Hello,
My question is, if you have a brand new flammable cupboard (small single door, no connection to vents) and have sealed all the bottles with parrafin/tape but you still having an overpowering smell every time you open the door. Is there a method that you can put something in there to absorb the odours? eg bicarb soda? Has any one tried this or any other method?
Thanks Trish
Just make sure that your smelly cupboard is not in your prep. room/work area. Some time back I had a new science co-ordinator move our flammable and organics cupboard from our chemical bunker back into my senior prep.room. They were not vented to the outside and the smell was awful. For at least two years I was unwell and took sick leave more frequently. Finally someone came through assessing OH&S issues for the entire school. I bent his ear a little about having to work in constant close quarters with these chemicals. The cupboards were moved back to the chemical bunker within a couple of days. A victory for common sense. As soon as they were removed there was an improvement in my health, however I find I have become more sensitive to a lot of the chemicals I am working with. Either insist the cupboard/s is/are vented to the outside or have them removed from your work area for the sake of you own health.
Lyn.
maybe put it in your chemstore with an extraction fan or have a window fan put in thr room it is in.
This is an OH&S problem so maybe you need to ask for some fan to take the smell away
Noona Lab Manager
Greystanes High School
Beresford Rd
Greystanes 2145
8868 9113
ROSALIE.CASSAR@det.nsw.edu.au
hello Viclabbie, to clear you up on the tape issue. I was once told that you can tape up the lids of the bottles of flammables its stops the smell through evaporation realeased.
This problem is not in my chem store but a school near by, the cupboard is in the chemical room, but is a small size flamm cupboard and does not have to connected to the vents. But (julia) is still having the issue of overpowering in the smell when you open the door, she is trying to sort the issue out
Thanks for any ideas, but it looks like the only way to sort it will be to connect to vents.
Trish
I have the same issue with both my flammable and corrosives cabinets but have been told that because they are stored in the chemstore which is vented and exhusted there is no need to vent the individual cabinets (from the business manager what would he know, he had a curtain rail installed around my emergency shower just incase i want privacy while my skin is burnt off from the fumes in the unvented corrosives cabinet.BTW there is no drain under this curtain railed emergncy shower I dont have a curtain up incase you wondering ). HOWEVER I visited A larger senior school last year and and the tech there told me they had to been vented and if we where ever inspected we would be told to get them vented ASAP!
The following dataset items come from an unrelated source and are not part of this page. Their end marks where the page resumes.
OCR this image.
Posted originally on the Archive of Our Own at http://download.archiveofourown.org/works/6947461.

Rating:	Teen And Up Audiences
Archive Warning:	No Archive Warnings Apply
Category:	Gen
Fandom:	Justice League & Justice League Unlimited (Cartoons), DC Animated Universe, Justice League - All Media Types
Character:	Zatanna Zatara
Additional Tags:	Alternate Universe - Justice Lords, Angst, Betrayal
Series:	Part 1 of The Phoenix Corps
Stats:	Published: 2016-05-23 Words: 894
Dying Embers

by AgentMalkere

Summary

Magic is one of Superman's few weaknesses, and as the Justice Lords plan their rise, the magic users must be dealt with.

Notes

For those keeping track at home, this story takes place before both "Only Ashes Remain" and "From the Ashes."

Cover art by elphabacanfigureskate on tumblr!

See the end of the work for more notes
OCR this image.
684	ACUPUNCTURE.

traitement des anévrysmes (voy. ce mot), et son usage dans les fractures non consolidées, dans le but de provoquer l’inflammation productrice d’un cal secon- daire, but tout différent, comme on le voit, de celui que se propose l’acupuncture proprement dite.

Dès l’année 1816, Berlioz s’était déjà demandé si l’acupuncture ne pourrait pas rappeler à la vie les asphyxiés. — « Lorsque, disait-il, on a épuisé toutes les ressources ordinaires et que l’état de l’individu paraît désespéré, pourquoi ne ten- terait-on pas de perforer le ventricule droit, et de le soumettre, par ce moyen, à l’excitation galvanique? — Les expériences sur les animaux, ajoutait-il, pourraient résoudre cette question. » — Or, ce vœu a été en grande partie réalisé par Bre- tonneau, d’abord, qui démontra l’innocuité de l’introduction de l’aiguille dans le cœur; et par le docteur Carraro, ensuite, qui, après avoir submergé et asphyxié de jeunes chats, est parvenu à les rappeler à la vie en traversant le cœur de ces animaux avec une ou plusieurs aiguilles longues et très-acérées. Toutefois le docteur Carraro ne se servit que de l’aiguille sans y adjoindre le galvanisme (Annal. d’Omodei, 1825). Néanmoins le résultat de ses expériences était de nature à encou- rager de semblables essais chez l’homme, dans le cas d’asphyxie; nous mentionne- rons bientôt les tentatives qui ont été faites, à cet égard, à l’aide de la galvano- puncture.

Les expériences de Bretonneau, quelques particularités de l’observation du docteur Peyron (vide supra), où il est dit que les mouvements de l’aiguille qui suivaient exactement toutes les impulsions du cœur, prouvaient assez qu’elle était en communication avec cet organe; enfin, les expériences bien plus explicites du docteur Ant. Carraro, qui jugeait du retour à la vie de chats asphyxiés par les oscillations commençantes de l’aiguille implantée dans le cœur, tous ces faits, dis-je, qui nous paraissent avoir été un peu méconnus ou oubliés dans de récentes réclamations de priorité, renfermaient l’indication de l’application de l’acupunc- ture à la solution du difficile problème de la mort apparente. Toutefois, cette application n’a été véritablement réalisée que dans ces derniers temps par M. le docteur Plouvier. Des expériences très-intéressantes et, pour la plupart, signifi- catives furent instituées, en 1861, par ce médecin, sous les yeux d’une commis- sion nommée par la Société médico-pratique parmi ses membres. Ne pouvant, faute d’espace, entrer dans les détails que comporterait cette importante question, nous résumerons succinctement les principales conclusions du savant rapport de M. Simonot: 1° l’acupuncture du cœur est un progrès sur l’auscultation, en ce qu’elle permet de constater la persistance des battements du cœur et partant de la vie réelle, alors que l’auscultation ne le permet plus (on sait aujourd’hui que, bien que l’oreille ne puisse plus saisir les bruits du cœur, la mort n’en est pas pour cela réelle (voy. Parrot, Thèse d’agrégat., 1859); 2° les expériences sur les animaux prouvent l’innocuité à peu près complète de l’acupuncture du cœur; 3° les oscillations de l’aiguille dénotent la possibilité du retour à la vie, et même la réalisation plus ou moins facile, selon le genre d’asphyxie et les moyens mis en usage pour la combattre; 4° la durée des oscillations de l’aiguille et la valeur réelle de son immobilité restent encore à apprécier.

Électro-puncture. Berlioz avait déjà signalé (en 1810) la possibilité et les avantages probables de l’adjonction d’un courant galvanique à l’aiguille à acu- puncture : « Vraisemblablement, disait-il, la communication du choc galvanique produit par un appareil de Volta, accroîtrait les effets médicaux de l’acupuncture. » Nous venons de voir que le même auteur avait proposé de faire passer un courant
Apart from getting your HT or CSO to check the size of your cupboard (related to the total quantity of flammables kept in your storeroom) and whether it has to be vented, also check that all the lids on the bottles are new plastic ones, and still use the tape. The older bakelite ones can crack or become porous over time and then outgas. Once this has happened, however, it's difficult to remove the residual odour in the cupboard from the long-term storage.